Review
SORRY, BABY – Review

Offbeat independent drama/comedy SORRY, BABY accomplishes a rare feat, combining a smart, witty yet touching drama about recovery from trauma with a surprising dark humor and social commentary, while also offering a portrait of the power of true friendship. SORRY, BABY is a different kind of story about pain and healing, a portrait of a quirky, appealing woman named Agnes, who seems fine at work but secretly is stuck still struggling with the pain of a traumatic experience from her graduate student days, while everyone else has moved on. Ultimately, Agnes finds a way towards healing, with the help of her best friend, the only person who really gets her.
Eva Victor directs, wrote and stars in SORRY, BABY, her directorial debut film, which opened at Sundance to critical acclaim. While it finds dark humor in unexpected situations, SORRY, BABY also a drama that always feels honest and real, in that odd, strange way real life sometimes is. That realism is part of the appeal of SORRY, BABY and its tale of pain and healing in real life, seen through a dark humor lens.
When we first meet her, Agnes (Eva Victor) is an English professor at a small New England college but she is still grappling emotionally with a traumatic event that happened when she was a graduate student, where she was a star pupil recognized as a gifted writer. With a quirky, quiet, easy-going personality, the professor is well-liked by both students and colleagues, (apart from one jealous one), but her calm, stoic surface conceals a pain that few know about. Everyone has moved on after her traumatic assault but it still haunts her. Only her best friend Lydie (Naomi Ackie), who shares her offbeat sense of humor, really gets Agnes, and understands the depth of her hidden trauma. A visit from Lydie helps Eva recognize how stuck she is, prompting her to move towards healing.
Director/writer/star Eva Victor structures this drama/dark comedy beautifully, starting midway in the story and then flashing back and forward in chapters. SORRY, BABY is divided into chapters and it told out of sequence but does not leave us confused by the end. Starting in the middle lets us see how stuck Agnes is, while life and everyone else has moved on from the trauma that still haunts her. Agnes conceals her pain from her students and colleagues, but it is expressed in odd ways, like using her graduate thesis to paper her windows in place of curtains. The story is told in little chapters with oddball titles, where flashbacks let us see the cause of her pain, and the flash forwards let us see her progress towards healing, as life inevitable moves forward. It is quite an impressive first film, polished, moving and appealing, and one of the year’s best so far.

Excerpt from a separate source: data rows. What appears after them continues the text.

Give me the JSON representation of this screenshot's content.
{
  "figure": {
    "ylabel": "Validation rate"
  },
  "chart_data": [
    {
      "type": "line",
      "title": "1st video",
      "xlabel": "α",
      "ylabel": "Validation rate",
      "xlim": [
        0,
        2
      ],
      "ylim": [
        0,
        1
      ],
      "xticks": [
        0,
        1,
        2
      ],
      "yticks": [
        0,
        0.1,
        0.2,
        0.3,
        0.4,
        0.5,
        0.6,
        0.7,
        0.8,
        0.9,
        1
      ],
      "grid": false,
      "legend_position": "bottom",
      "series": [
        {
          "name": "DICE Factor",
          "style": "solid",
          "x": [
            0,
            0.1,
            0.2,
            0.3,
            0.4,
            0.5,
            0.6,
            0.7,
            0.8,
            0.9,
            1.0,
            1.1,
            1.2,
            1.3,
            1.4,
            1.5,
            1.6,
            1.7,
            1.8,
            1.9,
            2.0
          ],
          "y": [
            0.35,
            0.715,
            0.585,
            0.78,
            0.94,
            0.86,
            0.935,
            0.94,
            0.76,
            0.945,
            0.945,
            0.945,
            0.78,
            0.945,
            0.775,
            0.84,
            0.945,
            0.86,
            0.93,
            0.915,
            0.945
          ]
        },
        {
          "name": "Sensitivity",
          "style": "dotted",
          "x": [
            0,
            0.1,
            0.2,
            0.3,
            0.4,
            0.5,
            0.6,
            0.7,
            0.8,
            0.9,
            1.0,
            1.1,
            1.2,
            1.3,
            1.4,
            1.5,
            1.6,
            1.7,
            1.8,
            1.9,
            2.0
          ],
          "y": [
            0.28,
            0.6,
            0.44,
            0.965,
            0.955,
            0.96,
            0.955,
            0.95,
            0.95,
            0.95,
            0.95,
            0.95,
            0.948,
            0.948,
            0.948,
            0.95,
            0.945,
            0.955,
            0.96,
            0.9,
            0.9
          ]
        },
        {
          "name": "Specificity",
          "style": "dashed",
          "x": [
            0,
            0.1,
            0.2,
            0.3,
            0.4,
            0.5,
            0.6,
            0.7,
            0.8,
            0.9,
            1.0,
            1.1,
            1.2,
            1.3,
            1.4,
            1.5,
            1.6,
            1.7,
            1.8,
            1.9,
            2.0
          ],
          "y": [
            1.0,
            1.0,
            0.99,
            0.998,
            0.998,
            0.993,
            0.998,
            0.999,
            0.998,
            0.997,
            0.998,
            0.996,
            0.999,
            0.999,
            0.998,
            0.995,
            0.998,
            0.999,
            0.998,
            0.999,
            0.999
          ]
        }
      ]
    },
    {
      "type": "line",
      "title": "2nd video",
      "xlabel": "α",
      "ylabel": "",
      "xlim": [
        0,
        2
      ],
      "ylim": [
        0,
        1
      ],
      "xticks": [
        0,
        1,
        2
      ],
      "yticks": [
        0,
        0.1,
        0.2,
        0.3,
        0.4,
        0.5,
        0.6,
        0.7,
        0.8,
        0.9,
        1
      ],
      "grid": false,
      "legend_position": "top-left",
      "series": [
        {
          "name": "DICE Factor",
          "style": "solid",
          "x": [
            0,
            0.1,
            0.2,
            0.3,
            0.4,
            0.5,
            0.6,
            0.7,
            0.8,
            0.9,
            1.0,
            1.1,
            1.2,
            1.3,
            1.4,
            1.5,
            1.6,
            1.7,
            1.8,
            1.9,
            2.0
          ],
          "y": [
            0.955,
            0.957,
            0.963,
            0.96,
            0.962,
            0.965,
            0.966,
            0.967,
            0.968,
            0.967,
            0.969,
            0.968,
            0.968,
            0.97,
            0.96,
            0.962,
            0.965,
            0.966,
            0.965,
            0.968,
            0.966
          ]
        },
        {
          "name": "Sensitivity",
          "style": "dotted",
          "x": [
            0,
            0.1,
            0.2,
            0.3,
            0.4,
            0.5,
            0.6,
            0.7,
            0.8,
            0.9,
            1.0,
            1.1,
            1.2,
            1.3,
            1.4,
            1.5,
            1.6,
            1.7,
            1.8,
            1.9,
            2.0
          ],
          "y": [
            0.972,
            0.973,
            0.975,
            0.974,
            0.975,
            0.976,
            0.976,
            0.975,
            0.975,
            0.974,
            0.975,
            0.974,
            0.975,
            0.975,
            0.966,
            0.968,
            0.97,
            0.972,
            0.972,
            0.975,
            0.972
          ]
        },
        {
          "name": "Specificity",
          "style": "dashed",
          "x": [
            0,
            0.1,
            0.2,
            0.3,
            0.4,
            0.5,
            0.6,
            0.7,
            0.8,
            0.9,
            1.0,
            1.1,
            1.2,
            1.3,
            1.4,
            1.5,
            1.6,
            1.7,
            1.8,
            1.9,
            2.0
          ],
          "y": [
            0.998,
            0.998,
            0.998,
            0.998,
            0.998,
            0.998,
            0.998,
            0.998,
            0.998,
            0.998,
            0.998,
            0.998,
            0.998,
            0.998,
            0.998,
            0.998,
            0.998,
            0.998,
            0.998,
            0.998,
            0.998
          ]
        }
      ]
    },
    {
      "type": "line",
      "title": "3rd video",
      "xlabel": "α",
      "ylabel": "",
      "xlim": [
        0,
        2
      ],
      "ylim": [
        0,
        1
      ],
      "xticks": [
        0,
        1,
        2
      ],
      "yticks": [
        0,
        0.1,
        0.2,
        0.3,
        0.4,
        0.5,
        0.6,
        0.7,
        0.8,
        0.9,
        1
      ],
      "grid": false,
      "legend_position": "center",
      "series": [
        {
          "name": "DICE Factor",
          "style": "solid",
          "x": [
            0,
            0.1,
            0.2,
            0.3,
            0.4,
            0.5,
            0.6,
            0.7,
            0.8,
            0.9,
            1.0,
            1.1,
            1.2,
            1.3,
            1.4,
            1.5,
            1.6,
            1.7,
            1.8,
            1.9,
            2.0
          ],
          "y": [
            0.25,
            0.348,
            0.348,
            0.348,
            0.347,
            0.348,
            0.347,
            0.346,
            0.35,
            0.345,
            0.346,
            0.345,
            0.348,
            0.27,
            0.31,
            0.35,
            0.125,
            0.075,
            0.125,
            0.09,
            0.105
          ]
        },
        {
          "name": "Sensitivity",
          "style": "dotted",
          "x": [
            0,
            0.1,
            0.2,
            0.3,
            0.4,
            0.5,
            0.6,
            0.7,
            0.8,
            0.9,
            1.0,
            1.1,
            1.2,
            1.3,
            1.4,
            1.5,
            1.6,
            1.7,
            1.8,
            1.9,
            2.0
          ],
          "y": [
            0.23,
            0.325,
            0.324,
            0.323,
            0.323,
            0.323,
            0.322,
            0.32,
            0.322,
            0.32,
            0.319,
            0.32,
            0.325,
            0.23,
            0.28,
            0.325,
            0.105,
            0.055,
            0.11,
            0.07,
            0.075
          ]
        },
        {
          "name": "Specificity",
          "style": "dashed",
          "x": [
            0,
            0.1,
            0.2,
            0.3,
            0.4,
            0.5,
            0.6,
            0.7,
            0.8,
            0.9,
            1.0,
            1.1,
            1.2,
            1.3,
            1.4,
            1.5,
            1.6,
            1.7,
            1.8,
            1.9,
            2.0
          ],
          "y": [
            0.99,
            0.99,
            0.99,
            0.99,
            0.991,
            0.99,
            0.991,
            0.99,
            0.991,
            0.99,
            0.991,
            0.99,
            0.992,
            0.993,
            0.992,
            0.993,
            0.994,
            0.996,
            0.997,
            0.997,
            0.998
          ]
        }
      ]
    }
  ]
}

One of the magical aspects of this film is how it can take a serious scene and wring unexpected comedy from it, while revealing and mocking the false concern and hurtful behavior underneath the surface. After Agnes’ traumatic experience, she meets with representatives of her college, who make all the right concerned noises, while dodging responsibility and doing nothing helpful. It is both strikingly pointed commentary and darkly funny, and not the only scene that fits that description.
Part of the key to that, and the success of the film as a whole, is the cast, particularly Eva Victor and Naomi Ackie. As Agnes and Lydie, the pair are very funny and very believable as best friends who share a weird sense of humor that can’t be suppressed. After Agnes experiences her traumatic event, Lydie is her ever-present support, always there but often with a joke as she staunchly stands up for her friend, when she can’t speak for herself. The scenes where Lydie defends her less-assertive friend Agnes are often laugh-out-loud funny, in situations that are anything but humorous, while the scenes also offer very pointed commentary on how victims of assault are treated by in cookie-cutter fashion by institutions that should be helping.
The cast is strong throughout this indie film, and those excellent performances help this offbeat drama/comedy win us over. Eva Victor gives a splendid nuanced performance, revealing Agnes’s hidden pain in unconventional way, while she maintains a stoic if pleasant face to the world. Only Lydie really sees what is going on, as Agnes struggles with the pain she is stuck in, and Naomi Ackie delivers a winning performance as Agnes’ bestie Lydie.
Other cast members also excel, with Louis Cancelmi, Kelly McCormack and Lucas Hedges in supporting roles, dramatic and comic. All turn in well-crafted performances that support the narrative well, in both its serious or lighter moments.
SORRY, BABY is an unexpected delight, one of the year’s best so far, a unique film that is appealing and moving, offering an different approach to healing after trauma, and a tribute to the power of friendship.
SORRY, BABY opens in theaters Friday, Aug. 1, 2025.